# Can the Euclidean distance function be computed using only XOR's

The Eulidean distance function $d$ of $x$ and $y$ is given by:

$d(x,y)=\sqrt{x^2-y^2}$

Let us assume that $x$ and $y$ are fixed-point numbers, or $x,y$ are element of some subfield $f_n$ of $F_p$. We could even assume that $x,y$ have precision $n$ decimal digits. Any facilitating representations of rational or real values $x,y$ that carries "enough" information is good. $x,y$ could also be assumed to be only positive.
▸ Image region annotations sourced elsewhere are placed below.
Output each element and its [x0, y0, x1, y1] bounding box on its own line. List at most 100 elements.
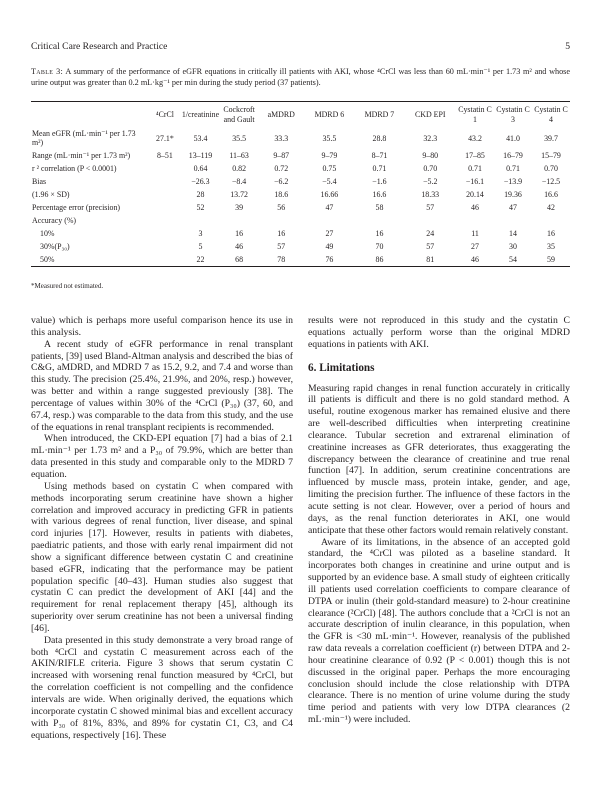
- column-header: MDRD 6: [314, 109, 345, 119]
- page-number: 5: [565, 41, 570, 52]
- table-cell: 16.6: [544, 190, 558, 200]
- table-cell: 9–79: [321, 151, 338, 161]
- paragraph: results were not reproduced in this stud…: [308, 315, 570, 350]
- row-label: Accuracy (%): [32, 216, 77, 226]
- table-cell: 76: [325, 255, 334, 265]
- table-cell: 20.14: [466, 190, 484, 200]
- table-cell: 86: [375, 255, 384, 265]
- table-row: 30%(P₃₀) 5 46 57 49 70 57 27 30 35: [31, 241, 570, 254]
- table-cell: 52: [196, 203, 205, 213]
- table-cell: −16.1: [465, 177, 485, 187]
- column-header: Cystatin C 3: [496, 105, 530, 124]
- table-body: Mean eGFR (mL·min⁻¹ per 1.73 m²) 27.1* 53.…: [31, 127, 570, 267]
- paragraph: Using methods based on cystatin C when c…: [31, 480, 293, 634]
- table-cell: 47: [509, 203, 517, 213]
- table-cell: 47: [325, 203, 334, 213]
- table-cell: 68: [235, 255, 244, 265]
- table-row: 10% 3 16 16 27 16 24 11 14 16: [31, 228, 570, 241]
- table-cell: 0.64: [193, 164, 208, 174]
- table-cell: [149, 228, 181, 241]
- table-cell: 30: [509, 242, 517, 252]
- paragraph: Data presented in this study demonstrate…: [31, 634, 293, 741]
- table-cell: −5.4: [322, 177, 337, 187]
- journal-title: Critical Care Research and Practice: [31, 41, 168, 52]
- header-blank: [31, 102, 149, 128]
- table-cell: 33.3: [274, 133, 289, 143]
- table-cell: [304, 215, 354, 228]
- table-row: (1.96 × SD) 28 13.72 18.6 16.66 16.6 18.33 20.1…: [31, 189, 570, 202]
- table-cell: 28.8: [372, 133, 387, 143]
- table-cell: 13.72: [230, 190, 248, 200]
- table-cell: 57: [426, 203, 435, 213]
- table-cell: −13.9: [503, 177, 523, 187]
- table-cell: 16: [547, 229, 555, 239]
- table-cell: 16: [375, 229, 384, 239]
- table-cell: [354, 215, 404, 228]
- table-cell: 9–80: [422, 151, 439, 161]
- table-cell: [149, 189, 181, 202]
- column-header: Cystatin C 1: [458, 105, 492, 124]
- row-label: r ² correlation (P < 0.0001): [32, 164, 117, 174]
- table-row: Bias −26.3 −8.4 −6.2 −5.4 −1.6 −5.2 −16.1 −13.9 −…: [31, 176, 570, 189]
- table-cell: 9–87: [273, 151, 290, 161]
- table-cell: 54: [509, 255, 517, 265]
- table-cell: 78: [277, 255, 286, 265]
- table-cell: [149, 163, 181, 176]
- table-cell: 46: [471, 203, 479, 213]
- table-cell: 17–85: [465, 151, 485, 161]
- table-cell: −12.5: [541, 177, 561, 187]
- table-cell: [149, 254, 181, 267]
- table-cell: 3: [198, 229, 203, 239]
- running-header: Critical Care Research and Practice 5: [31, 41, 570, 52]
- paragraph: Aware of its limitations, in the absence…: [308, 536, 570, 726]
- column-header: 1/creatinine: [181, 109, 220, 119]
- table-cell: 59: [547, 255, 555, 265]
- table-cell: 16: [277, 229, 286, 239]
- table-cell: 56: [277, 203, 286, 213]
- table-cell: 35.5: [232, 133, 247, 143]
- table-cell: [258, 215, 304, 228]
- table-row: Mean eGFR (mL·min⁻¹ per 1.73 m²) 27.1* 53.…: [31, 127, 570, 150]
- table-cell: [220, 215, 258, 228]
- table-cell: 0.72: [274, 164, 289, 174]
- table-label: Table 3:: [31, 67, 64, 76]
- table-cell: −6.2: [274, 177, 289, 187]
- table-cell: 27: [471, 242, 479, 252]
- table-cell: 18.6: [274, 190, 289, 200]
- table-cell: 39.7: [544, 133, 558, 143]
- column-header: aMDRD: [267, 109, 295, 119]
- table-footnote: *Measured not estimated.: [31, 282, 104, 290]
- table-cell: 0.71: [506, 164, 520, 174]
- table-row: Accuracy (%): [31, 215, 570, 228]
- table-cell: 35: [547, 242, 555, 252]
- table-cell: −8.4: [231, 177, 247, 187]
- table-cell: [149, 241, 181, 254]
- table-cell: 0.70: [544, 164, 558, 174]
- section-body: Measuring rapid changes in renal functio…: [308, 383, 570, 726]
- table-cell: [149, 215, 181, 228]
- paragraph: Measuring rapid changes in renal functio…: [308, 382, 570, 536]
- table-cell: 43.2: [468, 133, 482, 143]
- table-cell: 0.75: [322, 164, 337, 174]
- row-label: Range (mL·min⁻¹ per 1.73 m²): [32, 151, 131, 161]
- table-cell: 39: [235, 203, 244, 213]
- results-table: ⁴CrCl 1/creatinine Cockcroft and Gault aMDR…: [31, 101, 570, 268]
- row-label: Bias: [32, 177, 47, 187]
- table-cell: 28: [196, 190, 205, 200]
- table-cell: −5.2: [423, 177, 438, 187]
- column-header: Cockcroft and Gault: [223, 105, 255, 124]
- table-cell: 22: [196, 255, 205, 265]
- table-cell: −1.6: [372, 177, 387, 187]
- table-cell: 5: [198, 242, 203, 252]
- table-cell: 0.70: [423, 164, 438, 174]
- table-cell: 24: [426, 229, 435, 239]
- row-label: 50%: [40, 255, 55, 265]
- table-cell: 53.4: [193, 133, 208, 143]
- table-header-row: ⁴CrCl 1/creatinine Cockcroft and Gault aMDR…: [31, 102, 570, 128]
- table-cell: 16–79: [503, 151, 523, 161]
- table-cell: 49: [325, 242, 334, 252]
- table-cell: 81: [426, 255, 435, 265]
- table-cell: 16.66: [320, 190, 339, 200]
- table-cell: 15–79: [541, 151, 561, 161]
- row-label: 10%: [40, 229, 55, 239]
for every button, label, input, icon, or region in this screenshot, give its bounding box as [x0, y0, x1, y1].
Can the Euclidean distance function be computed using only XOR's? If this cannot be achieved, what other boolean functions would be needed?
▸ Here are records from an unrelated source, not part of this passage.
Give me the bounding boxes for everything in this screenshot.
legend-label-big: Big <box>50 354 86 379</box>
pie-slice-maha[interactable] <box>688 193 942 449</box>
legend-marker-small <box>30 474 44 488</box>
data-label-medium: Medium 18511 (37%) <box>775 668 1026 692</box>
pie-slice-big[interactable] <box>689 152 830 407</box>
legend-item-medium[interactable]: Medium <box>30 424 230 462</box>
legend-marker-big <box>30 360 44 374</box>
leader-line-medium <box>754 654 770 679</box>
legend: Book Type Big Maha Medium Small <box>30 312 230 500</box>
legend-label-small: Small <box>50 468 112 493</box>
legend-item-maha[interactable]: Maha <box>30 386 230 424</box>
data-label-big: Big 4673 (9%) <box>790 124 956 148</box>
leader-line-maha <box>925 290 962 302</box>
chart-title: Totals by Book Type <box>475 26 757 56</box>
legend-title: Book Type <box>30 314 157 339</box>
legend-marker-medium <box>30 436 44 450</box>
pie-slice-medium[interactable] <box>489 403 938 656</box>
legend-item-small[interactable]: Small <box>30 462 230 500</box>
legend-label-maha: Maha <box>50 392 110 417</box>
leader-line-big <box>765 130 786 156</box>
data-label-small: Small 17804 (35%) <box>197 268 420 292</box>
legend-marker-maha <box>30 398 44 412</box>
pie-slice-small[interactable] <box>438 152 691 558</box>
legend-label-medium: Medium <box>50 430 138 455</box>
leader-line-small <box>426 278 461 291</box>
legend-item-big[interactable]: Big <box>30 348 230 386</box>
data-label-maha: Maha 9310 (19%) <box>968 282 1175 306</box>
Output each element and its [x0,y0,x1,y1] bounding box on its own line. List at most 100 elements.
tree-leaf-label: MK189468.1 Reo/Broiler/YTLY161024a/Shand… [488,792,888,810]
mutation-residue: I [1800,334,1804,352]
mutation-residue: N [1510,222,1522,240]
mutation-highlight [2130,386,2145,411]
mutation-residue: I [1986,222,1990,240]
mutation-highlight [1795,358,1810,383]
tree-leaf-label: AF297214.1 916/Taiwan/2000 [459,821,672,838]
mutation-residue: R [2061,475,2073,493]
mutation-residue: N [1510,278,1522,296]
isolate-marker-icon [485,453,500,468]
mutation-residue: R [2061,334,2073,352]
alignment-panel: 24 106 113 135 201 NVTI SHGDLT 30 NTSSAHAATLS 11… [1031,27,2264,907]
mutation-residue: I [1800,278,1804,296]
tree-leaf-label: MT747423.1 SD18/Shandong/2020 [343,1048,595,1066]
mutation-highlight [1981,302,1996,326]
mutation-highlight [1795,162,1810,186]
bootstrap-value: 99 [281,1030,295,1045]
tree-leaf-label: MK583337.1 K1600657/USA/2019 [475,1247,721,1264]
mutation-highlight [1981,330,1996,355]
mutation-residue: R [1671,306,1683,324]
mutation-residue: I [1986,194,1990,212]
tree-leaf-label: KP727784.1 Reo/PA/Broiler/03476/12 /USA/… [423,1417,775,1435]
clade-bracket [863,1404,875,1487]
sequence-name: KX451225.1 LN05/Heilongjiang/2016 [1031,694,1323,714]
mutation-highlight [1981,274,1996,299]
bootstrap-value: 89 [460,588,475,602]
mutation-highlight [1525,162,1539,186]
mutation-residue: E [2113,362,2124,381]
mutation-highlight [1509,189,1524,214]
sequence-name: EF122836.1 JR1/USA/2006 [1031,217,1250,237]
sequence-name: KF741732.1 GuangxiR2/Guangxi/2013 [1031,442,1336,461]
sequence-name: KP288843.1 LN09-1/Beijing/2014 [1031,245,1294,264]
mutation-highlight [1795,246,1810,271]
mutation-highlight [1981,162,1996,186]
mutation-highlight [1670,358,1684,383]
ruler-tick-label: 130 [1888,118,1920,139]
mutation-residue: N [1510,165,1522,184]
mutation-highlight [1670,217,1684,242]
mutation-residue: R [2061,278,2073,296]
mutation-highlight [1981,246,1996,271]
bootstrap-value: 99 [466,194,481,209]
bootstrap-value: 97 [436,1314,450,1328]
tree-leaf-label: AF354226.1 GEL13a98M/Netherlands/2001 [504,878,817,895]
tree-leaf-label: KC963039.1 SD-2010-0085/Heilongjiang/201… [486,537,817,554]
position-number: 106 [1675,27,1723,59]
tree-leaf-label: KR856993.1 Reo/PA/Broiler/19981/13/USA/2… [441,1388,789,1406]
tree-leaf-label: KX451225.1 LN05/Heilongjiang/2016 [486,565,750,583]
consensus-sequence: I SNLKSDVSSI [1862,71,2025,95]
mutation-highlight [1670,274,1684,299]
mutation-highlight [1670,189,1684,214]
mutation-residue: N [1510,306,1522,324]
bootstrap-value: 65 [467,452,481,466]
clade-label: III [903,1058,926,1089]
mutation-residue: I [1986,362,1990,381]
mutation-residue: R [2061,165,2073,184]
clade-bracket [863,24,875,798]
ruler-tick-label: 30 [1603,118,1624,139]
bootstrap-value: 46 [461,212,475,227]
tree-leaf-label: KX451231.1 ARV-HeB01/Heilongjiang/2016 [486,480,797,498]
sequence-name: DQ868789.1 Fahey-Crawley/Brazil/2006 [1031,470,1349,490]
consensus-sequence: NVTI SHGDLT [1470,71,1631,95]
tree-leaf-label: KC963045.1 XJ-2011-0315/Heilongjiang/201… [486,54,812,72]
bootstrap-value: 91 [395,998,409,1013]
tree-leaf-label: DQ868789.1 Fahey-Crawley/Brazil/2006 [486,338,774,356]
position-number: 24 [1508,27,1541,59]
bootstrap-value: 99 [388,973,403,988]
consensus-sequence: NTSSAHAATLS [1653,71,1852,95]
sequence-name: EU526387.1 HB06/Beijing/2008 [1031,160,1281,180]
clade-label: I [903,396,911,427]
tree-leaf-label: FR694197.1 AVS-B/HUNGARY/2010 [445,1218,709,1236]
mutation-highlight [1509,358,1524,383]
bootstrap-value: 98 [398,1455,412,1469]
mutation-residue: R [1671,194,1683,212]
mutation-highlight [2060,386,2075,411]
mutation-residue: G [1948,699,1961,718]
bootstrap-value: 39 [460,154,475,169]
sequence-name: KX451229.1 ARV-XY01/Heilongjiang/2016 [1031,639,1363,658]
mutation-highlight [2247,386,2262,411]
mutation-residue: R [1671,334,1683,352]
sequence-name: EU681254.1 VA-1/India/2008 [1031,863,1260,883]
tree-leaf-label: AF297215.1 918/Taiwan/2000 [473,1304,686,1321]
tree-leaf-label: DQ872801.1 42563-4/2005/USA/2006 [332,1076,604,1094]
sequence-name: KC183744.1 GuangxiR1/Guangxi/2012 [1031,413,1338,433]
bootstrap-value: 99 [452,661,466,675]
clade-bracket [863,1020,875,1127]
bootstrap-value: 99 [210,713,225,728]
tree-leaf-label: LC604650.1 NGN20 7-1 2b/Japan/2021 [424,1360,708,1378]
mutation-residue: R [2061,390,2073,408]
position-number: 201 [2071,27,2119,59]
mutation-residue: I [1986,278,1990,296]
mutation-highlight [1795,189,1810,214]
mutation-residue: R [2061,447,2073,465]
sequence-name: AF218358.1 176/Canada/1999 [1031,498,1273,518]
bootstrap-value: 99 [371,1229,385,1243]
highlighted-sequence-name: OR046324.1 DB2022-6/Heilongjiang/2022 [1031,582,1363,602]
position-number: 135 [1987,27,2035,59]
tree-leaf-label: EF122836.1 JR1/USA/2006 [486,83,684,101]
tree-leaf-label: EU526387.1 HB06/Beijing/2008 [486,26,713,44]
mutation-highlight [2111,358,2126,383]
• Intuition tell me it's not possible with only Boolean functions, simply from the fact that a bit-wise operation treats a number as a vector of bits. With that in mind, it's impossible to have a function as simple as successors, so exponentiation is out of the way. What's your take on this? Aug 11 '14 at 2:33
• You'd certainly have to restrict yourself to finite precision in the result, otherwise you have no chance for any computation.
– Raphael
Aug 11 '14 at 7:07

No. It's not possible. Any function that can be computed using just XOR's is affine over $GF(2)$. However, the Euclidean distance is not affine over $GF(2)$, so there is no hope of representing it with just XOR's.

Recall that $GF(2)$ denotes the finite field with two elements; you might also see it indicated by $\mathbb{F}_2$, and it is the field $(\{0,1\},\oplus,\times)$, where $\oplus$ represents the XOR operation (i.e., addition modulo two) and $\times$ represents the AND operation (i.e., multiplication modulo two).

Recall that a function $f$ is linear if it can be expressed as a linear map, i.e., $f(x+y)=f(x)+f(y)$ holds. More specifically, suppose we have a function $f:GF(2)^n \to GF(2)^m$ that maps from a vector space over $GF(2)$ to a vector space over $GF(2)$. Then $f$ is linear if $f(x \oplus y)=f(x) \oplus f(y)$ for all $x,y$, where $\oplus$ denotes element-wise XOR. Equivalently, $f$ is linear if there is a $m\times n$ matrix $M$ whose elements are in $GF(2)$ (i.e., all of whose elements are 0 or 1), such that $f(x) = Mx$.

A function $g$ is affine if it is of the form $g(x)=f(x)+c$, where $f$ is linear and $c$ is an arbitrary constant. In our case, $g$ is affine if there is a $m\times n$ matrix $M$ whose elements are in $GF(2)$ (i.e., all of whose elements are 0 or 1) and a constant $c \in GF(2)^n$, such that $g(x) = Mx+c$. See, e.g., this Wikipedia article for more.

The XOR operation is linear. Also, because the set of $GF(2)$-affine transformations is closed under composition (this follows because $(\{0,1\},\oplus)$ is a group), it is easy to see that any circuit built solely out of XOR's must be $GF(2)$-affine. (Why affine, rather than linear? Because a circuit can contain constants: it can take an input and XOR it with the constant 1. That makes it affine, rather than linear.)

Now it is easy to verify that the Euclidean distance is not $GF(2)$-affine, just by looking at a few values: e.g., you can look at $d(0,0)$, $d(0,1)$, $d(1,0)$, $d(1,1)$. If $d$ were affine, we would have the relationship

$$d(0,0) \oplus d(0,1) \oplus d(1,0) \oplus d(1,1) = 0.$$

Since this relationship does not in fact hold, $d$ is not $GF(2)$-affine.

And since $d$ is not an affine function of its inputs, this means it cannot be expressed using only XORs.

Certainly NAND gates would be sufficient, as they are universal. It could also be expressed using just XORs and ANDs, as those two are also universal. There are many other options.

• Ah, I see; "of course" I knew this stuff but we call(ed) it $\mathbb{F}_2$, so it was indeed a notational issue. Thanks for expanding the answer, though, it's definitely self-contained now and should be accessible enough!
– Raphael
Aug 15 '14 at 15:37